943. BGH 3 StR 309/12 - Beschluss vom 28. August 2012 (LG Mönchengladbach)

BGHSt; Eintragungen im Bundeszentralregister (Verwertungsverbot bei Einträgen aus getilgten oder tilgungsreifen Verurteilungen); Gutachten zum Bestehen eines Hanges zur Begehung erheblicher Straftaten kein „Gutachten über den Geisteszustand“.

§ 66 StGB; § 51 Abs. 1 BZRG, § 52 Abs. 1 Nr. 2 BZRG

1. Ein Gutachten zum Bestehen eines Hanges im Sinne von § 66 StGB und einer darauf beruhenden Gefährlichkeit eines Angeklagten ist kein „Gutachten über den Geisteszustand“, dessen Erstattung eine Verwertung von Taten aus im Zentralregister getilgten oder tilgungsreifen Verurteilungen erlaubt. (BGHSt)

2. Das gesetzliche Verwertungsverbot gemäß § 51 Abs. 1 BZRG, demzufolge aus der Tat, die Gegenstand einer getilgten Verurteilung ist, keine nachteiligen Schlüsse auf die Persönlichkeit des Angeklagten gezogen werden dürfen, gilt auch, soweit über die Anordnung von Maßregeln der Besserung und Sicherung zu entscheiden ist. Das Verwertungsverbot ist deshalb auch bei der nach § 66 Abs. 1 Nr. 3 StGB a.F. zu treffenden Entscheidung zu beachten, ob die Gesamtwürdigung des Täters und seiner Taten ergibt, dass er infolge eines Hanges zu schweren Straftaten für die Allgemeinheit gefährlich ist. (Bearbeiter)

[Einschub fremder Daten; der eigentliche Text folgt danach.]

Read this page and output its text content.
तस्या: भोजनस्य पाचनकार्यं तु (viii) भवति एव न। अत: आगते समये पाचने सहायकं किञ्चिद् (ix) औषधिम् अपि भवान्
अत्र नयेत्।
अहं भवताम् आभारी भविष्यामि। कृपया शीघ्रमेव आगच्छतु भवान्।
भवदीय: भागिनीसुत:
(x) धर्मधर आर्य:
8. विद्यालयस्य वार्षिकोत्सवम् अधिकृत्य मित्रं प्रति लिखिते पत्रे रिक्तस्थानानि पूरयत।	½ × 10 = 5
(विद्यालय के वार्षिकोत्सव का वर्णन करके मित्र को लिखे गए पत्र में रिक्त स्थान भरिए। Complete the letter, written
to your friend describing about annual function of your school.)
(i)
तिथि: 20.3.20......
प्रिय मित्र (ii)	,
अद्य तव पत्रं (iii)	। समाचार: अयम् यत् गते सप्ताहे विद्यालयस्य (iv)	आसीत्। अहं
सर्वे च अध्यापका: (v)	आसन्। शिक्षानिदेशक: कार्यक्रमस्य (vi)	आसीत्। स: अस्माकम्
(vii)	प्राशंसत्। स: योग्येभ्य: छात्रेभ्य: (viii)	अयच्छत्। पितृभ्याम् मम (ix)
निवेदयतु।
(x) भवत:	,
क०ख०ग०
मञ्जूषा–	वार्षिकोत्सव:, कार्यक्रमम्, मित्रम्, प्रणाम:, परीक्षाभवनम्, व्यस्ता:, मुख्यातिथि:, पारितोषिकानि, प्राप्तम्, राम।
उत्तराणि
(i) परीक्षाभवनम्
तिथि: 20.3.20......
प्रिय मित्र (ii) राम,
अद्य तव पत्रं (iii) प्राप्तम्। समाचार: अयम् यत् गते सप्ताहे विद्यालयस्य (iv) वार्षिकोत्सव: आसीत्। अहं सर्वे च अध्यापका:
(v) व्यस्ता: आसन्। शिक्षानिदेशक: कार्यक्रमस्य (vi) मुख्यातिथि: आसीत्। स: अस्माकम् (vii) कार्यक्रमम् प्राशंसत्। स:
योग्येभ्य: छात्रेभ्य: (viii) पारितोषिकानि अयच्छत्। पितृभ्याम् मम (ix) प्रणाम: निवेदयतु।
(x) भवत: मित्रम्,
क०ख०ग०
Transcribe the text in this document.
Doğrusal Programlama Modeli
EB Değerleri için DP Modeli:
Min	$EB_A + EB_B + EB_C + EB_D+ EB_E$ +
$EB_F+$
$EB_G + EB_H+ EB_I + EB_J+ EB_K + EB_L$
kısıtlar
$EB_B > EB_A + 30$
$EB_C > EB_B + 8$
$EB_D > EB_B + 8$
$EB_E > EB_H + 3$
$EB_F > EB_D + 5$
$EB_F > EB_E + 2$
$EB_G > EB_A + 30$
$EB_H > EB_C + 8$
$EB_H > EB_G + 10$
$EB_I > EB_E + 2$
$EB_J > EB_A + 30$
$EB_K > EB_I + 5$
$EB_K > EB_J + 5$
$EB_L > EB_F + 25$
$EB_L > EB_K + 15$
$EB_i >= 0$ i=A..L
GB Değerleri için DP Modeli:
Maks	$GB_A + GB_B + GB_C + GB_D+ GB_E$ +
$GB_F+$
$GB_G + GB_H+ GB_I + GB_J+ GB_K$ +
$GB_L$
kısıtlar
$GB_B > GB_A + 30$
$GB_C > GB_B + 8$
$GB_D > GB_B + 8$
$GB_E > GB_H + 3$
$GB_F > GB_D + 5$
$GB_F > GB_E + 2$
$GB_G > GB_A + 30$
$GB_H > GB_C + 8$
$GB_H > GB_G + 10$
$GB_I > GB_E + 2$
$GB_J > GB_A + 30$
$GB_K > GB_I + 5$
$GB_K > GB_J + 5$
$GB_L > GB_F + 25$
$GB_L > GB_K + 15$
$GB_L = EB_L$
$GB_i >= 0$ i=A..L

3. Der Begriff „Geisteszustand“ in § 52 Abs. 1 Nr. 2 BZRG zielt auf die vier Eingangsmerkmale des § 20 StGB, die krankhafte seelische Störung, die tiefgreifende Bewusstseinsstörung, den Schwachsinn oder die schwere andere seelische Abartigkeit, ab. Vom Gutachten über das Vorliegen eines dieser Merkmale ist die nach § 246a StPO vor der Anordnung der Sicherungsverwahrung durchzuführende sachverständige Begutachtung zu unterscheiden. Kommt die Unterbringung nach § 66 StGB in Betracht, soll dem Tatgericht eine Entscheidungshilfe für die Beurteilung gegeben werden, ob der Angeklagte infolge seines Hanges zur Begehung erheblicher Straftaten für die Allgemeinheit gefährlich ist. Bei der Prüfung des Hanges im Sinne des § 66 StGB geht es somit im Ergebnis nicht in erster Linie um die Bewertung des Geisteszustands des Täters, sondern um die wertende Feststellung einer persönlichen Eigenschaft. (Bearbeiter)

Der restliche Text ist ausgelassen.